I could tell Shan was crunching numbers by the way she looked upward and to the left, chewing on her lower lip. The truth dawned on her around the same time I worked it out. He looked sixty or sixty-five, tops. But he’d been trapped in this cottage, counting the solitary years until it was a wonder he hadn’t gone mad.
“You’re one hundred and two,” she breathed. “How is that possible?”
Booke explained, “Time passes at a one for two ratio here. I suspect that’s part of the curse, ensuring I live long enough to despise my own company.”
I considered. “So one day here is two out there?”
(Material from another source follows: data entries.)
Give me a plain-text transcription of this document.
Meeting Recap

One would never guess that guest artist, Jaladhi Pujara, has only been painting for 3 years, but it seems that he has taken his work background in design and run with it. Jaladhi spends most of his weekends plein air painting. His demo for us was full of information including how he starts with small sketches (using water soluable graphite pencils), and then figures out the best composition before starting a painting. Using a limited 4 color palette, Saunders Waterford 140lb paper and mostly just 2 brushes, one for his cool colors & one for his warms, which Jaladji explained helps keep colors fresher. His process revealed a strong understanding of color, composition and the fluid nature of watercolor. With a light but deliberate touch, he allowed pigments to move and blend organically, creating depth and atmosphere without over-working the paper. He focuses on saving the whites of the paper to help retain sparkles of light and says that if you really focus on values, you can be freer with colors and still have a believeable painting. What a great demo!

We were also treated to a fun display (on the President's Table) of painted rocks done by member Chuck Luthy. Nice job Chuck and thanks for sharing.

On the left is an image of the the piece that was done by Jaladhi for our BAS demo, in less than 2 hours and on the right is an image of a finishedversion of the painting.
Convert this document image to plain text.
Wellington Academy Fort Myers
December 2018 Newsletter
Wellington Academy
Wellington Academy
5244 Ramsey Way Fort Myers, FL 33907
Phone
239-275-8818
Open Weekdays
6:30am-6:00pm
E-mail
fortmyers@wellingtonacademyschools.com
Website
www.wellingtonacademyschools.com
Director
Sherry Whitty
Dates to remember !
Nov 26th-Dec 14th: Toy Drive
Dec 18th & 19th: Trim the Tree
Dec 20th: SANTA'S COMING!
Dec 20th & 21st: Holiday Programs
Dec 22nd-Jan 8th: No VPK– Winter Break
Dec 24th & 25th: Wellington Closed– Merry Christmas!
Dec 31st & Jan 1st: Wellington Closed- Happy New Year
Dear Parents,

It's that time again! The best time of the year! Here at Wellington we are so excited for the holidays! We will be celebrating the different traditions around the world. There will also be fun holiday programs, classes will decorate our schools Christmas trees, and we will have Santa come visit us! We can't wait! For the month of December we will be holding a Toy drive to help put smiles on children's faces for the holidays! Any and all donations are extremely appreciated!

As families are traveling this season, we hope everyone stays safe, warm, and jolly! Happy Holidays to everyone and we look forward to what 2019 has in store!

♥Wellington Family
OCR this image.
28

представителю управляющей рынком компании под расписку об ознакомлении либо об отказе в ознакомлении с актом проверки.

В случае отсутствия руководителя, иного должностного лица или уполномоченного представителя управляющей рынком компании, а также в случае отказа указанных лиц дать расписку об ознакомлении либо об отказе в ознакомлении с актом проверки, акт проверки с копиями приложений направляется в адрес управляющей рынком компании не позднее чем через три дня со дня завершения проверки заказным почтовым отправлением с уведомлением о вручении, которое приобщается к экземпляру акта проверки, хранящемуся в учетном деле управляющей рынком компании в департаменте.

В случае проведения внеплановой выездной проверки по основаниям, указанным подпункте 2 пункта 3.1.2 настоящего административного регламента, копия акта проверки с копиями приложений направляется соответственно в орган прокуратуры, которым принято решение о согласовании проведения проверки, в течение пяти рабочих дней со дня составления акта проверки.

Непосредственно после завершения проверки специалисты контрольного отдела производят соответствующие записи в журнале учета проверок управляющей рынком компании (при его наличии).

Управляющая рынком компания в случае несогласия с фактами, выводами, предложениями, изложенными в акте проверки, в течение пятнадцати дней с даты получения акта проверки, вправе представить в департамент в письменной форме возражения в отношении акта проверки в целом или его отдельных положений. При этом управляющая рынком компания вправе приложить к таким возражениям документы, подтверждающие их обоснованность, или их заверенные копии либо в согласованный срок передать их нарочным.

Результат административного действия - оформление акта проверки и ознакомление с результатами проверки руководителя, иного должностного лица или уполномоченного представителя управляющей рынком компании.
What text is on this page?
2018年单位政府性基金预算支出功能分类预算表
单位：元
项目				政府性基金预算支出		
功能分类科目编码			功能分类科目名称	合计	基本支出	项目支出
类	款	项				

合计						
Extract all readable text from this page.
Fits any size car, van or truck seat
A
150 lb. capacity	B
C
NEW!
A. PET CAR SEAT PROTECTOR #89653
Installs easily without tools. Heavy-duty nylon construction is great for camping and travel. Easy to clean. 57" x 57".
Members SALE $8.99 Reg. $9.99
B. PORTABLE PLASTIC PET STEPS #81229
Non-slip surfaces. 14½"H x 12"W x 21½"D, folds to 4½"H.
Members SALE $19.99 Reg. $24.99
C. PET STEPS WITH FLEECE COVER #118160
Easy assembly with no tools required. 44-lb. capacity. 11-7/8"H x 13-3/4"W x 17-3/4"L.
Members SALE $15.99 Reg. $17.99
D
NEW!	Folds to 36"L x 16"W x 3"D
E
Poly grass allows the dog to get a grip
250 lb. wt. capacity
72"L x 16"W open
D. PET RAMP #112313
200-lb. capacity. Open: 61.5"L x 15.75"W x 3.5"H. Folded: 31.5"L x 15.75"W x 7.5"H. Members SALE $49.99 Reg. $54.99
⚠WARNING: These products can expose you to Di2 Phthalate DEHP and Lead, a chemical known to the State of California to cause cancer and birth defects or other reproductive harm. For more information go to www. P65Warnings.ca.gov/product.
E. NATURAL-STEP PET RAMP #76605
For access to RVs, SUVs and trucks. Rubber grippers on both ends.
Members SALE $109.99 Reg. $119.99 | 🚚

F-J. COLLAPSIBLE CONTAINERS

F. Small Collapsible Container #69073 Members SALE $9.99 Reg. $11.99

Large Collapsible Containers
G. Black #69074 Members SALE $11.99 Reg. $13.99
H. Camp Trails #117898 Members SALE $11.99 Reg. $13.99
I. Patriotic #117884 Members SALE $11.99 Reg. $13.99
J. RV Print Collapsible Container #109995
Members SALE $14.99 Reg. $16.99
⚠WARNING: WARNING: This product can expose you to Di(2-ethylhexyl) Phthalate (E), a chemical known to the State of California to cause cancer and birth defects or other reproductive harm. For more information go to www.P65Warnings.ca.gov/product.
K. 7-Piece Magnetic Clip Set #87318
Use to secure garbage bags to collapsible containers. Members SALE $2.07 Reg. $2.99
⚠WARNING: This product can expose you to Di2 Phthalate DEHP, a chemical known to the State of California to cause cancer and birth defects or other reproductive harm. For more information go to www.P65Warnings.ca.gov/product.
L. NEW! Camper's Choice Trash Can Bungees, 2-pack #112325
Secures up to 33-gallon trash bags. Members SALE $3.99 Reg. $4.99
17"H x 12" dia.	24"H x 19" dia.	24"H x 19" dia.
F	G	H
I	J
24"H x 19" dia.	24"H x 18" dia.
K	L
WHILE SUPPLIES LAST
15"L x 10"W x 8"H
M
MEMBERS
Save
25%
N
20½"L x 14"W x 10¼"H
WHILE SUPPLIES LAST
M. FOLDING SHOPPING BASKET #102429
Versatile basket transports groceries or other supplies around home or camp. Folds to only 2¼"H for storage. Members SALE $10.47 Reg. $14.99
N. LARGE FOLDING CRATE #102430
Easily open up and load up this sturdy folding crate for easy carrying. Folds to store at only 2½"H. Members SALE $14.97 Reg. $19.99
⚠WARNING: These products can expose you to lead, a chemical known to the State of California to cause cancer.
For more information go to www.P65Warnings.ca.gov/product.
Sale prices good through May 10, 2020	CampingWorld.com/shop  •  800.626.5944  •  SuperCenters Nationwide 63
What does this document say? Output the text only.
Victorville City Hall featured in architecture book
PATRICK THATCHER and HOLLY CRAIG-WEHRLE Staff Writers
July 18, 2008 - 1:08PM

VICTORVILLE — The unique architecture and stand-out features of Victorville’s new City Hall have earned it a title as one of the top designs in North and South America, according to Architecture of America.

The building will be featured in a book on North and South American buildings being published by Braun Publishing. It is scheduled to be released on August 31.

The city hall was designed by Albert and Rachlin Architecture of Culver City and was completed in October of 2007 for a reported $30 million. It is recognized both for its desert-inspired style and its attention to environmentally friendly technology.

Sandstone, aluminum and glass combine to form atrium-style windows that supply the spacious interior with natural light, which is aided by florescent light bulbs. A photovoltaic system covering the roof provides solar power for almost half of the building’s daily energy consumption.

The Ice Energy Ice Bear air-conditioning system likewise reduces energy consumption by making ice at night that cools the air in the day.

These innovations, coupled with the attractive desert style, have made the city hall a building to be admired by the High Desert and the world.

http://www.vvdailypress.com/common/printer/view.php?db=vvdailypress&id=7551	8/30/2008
“Did Macleish send you to fairyland or something? This is like what happened to that Thomas the Rhymer guy.”
He mustered a smile for Shan’s wit. “It wouldn’t surprise me if a similar spell inspired the original tale.”
“So the curse is crumbling, which means you’ll die when you rejoin the normal time stream. All the years will catch up to you at once.” I thought I understood what he wanted of us now.